Pseudomyxoma peritonei (PMP) is a rare cancer characterized by the accumulation of mucin, a gelatinous substance, within the abdominal cavity. This condition typically originates from a tumor in the appendix, although other primary sites are possible. PMP is often referred to as “jelly belly” due to the significant buildup of this jelly-like material. Given its rarity, affecting approximately one to two people per million each year, PMP requires specialized management.
Understanding PMP Cancer
PMP most commonly originates from a mucinous tumor in the appendix. While the appendix is the primary source, PMP can also arise from other organs such as the colon, ovaries, or stomach, though these are less common. The disease spreads uniquely, with cancer cells and mucin disseminating within the peritoneal cavity, which lines the abdomen and covers its organs. Unlike many cancers, PMP rarely spreads through the bloodstream or lymphatic system to distant parts of the body.
Instead, the tumor cells and the mucin they produce accumulate and spread across the surfaces within the abdomen. This accumulation of gelatinous mucin can cause pressure on internal organs, leading to various complications. The condition is classified based on the appearance of the cancer cells under a microscope, typically as low-grade or high-grade mucinous tumors. Low-grade tumors grow slowly and are less aggressive, while high-grade tumors are more aggressive.
Symptoms and Diagnosis
Symptoms of PMP often develop slowly and can be non-specific, making early detection challenging. Common indicators include abdominal swelling or an increase in waist size, general abdominal discomfort, or pain. Changes in bowel habits, such as constipation, loss of appetite, or unexplained weight changes, can also occur as the mucin buildup affects digestive function. In women, PMP may sometimes be mistaken for ovarian issues due to similar symptoms like an enlarged ovary.
Diagnosis typically involves a combination of imaging techniques and tissue analysis. Computed tomography (CT) scans, magnetic resonance imaging (MRI), and sometimes positron emission tomography (PET) scans are used to visualize the extent of mucin accumulation and tumor spread within the abdomen. While imaging provides important clues, a definitive diagnosis requires a biopsy. A biopsy involves taking a tissue sample, often during a laparoscopic procedure or exploratory surgery, for microscopic examination to confirm PMP’s presence and grade. Tumor markers like Carcinoembryonic Antigen (CEA) and Cancer Antigen 125 (CA-125) may be elevated in blood tests and can support diagnosis or monitor disease activity, but they are not definitive on their own.
Treatment Approaches
The primary treatment strategy for PMP is a specialized two-part procedure known as Cytoreductive Surgery (CRS) combined with Hyperthermic Intraperitoneal Chemotherapy (HIPEC). CRS involves the meticulous surgical removal of all visible tumors and accumulated mucin from the abdominal cavity. This extensive surgery may include removing affected parts of organs like the peritoneum, spleen, gallbladder, and portions of the intestines. The goal of CRS is to leave behind no visible disease, or at least minimal residual tumor.

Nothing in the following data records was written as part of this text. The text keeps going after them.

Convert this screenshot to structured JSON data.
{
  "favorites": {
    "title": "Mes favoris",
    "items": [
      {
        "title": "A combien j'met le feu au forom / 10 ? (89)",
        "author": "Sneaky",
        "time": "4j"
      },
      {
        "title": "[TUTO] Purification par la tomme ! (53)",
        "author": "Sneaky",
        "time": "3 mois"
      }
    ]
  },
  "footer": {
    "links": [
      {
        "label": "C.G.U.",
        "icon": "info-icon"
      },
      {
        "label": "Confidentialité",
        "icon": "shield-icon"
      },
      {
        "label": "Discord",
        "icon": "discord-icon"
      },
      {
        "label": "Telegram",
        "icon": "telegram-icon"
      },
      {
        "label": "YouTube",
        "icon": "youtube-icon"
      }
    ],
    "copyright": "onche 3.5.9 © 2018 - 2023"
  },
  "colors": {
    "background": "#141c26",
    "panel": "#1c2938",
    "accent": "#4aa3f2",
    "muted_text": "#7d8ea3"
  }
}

Immediately following CRS, while the patient is still in the operating room, HIPEC is administered. This involves circulating a heated chemotherapy solution directly within the abdominal cavity for a specific period, typically 60 to 120 minutes. The chemotherapy is heated to around 106-109 degrees Fahrenheit (41-43 degrees Celsius) to enhance its ability to penetrate tissues and destroy microscopic cancer cells. This direct application minimizes systemic side effects compared to traditional intravenous chemotherapy.
CRS and HIPEC is considered the most effective approach for PMP, offering a potential for long-term control. In some situations, systemic intravenous chemotherapy may be used, particularly for high-grade PMP or if the disease has spread more widely. However, systemic chemotherapy is a secondary therapy, as its effectiveness in PMP is less pronounced than CRS and HIPEC. This combined treatment requires specialized expertise and is performed at centers with experience in managing rare peritoneal surface malignancies.
Outlook and Follow-Up Care
The outlook for individuals with PMP is often favorable, particularly for low-grade cases that undergo complete CRS and HIPEC. PMP is a slow-growing cancer, and with comprehensive treatment, many patients experience long-term survival. Factors influencing prognosis include the tumor’s grade, with low-grade tumors having a better outlook than high-grade ones. The completeness of tumor removal during cytoreductive surgery also significantly impacts long-term outcomes.
Long-term follow-up care is important to monitor for any recurrence of the disease. This typically involves regular imaging scans, such as CT or MRI, to detect any new mucin accumulation or tumor growth. Blood tests to check tumor marker levels, like CEA and CA-125, are also part of ongoing surveillance. While PMP can be a persistent condition, effective management often allows individuals to maintain a good quality of life following treatment.